NOAA owns very few of the over 16,000 stations listed. Many of those stations are owned by other agencies such as the Water Resources Division of the U.S. Geologic Survey, the U.S. Army Corps of Engineers, the Tennessee Valley Authority, the Bureau of Land Management, the U.S. Forest Service, the Bureau of Reclamation, and departments of natural resources from numerous state and local agencies throughout the country. In total, HADS receives data from nearly 200 different agencies. NOAA receives the data, processes it, and then disseminate it.
A special note about the data:
Data values presented on HADS web pages are PROVISIONAL and HAVE NOT been reviewed nor evaluated through quality control tests.
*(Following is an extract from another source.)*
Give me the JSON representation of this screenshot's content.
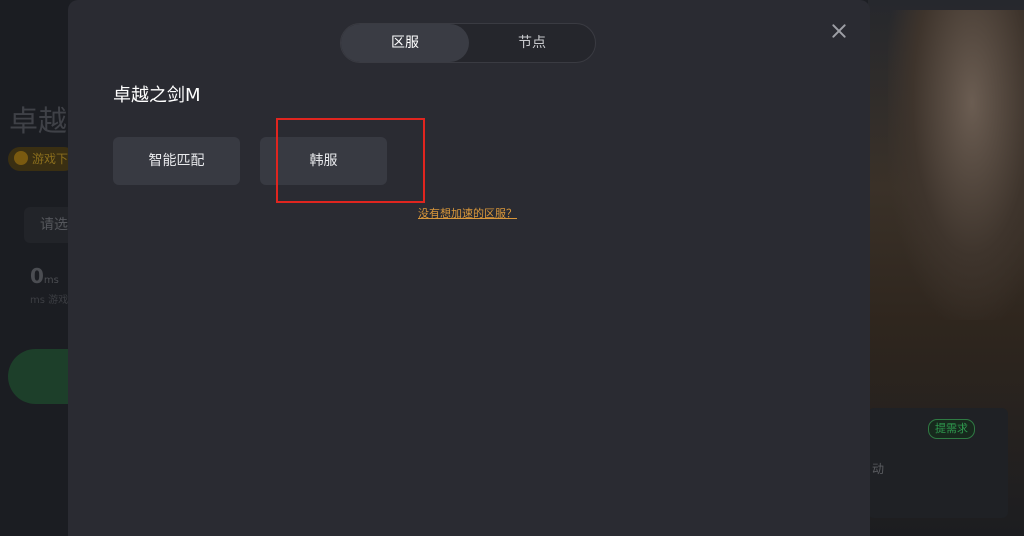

This means you are seeing the raw data with no quality control checks on it, if an instrument goes out of calibration for some reason the data displayed may be in error and not reflect the actual conditions at the weather site. So a bit of checking is in order, if the wind speed is showing 95 MPH and a hurricane or other storm is not happening , maybe the wind instruments are not functioning correctly. So please use caution when using these sites.
What exactly is HADS and what is it intended for? From the NOAA web site:
HADS is a real-time and near real-time data acquisition, processing, and distribution system operated by the National Weather Service Office of Hydrologic Development. The system exists in support of National Weather Service (NWS) activities of national scope, specifically the Flood and Flash Flood Warning programs administered by the Weather Service Forecast Offices and the operations performed at River Forecast Centers throughout the United States. Additionally HADS created data products bolster several other NWS program areas including fire weather support services, local and national analysis of precipitation events, hydrologic modeling, and the verification of NEXRAD precipitation estimates.
A special thanks to Charles the NOAA Electronics Technician for sending me the link and explaining what the different abbreviations are. He was servicing the Alki Point weather station one of the days I was helping with Alki Point Lighthouse Tours and gave me a short explanation of how the Alki Point Lighthouse weather station operated and explained the functions of the different parts of the station and the way the data is collected and sent back to NOAA.
Thanks also to Paul from the HADS team that pointed out that NOAA owns very few of the over 16,000 instrument stations.
Thanks for your interest in and support of boating safety.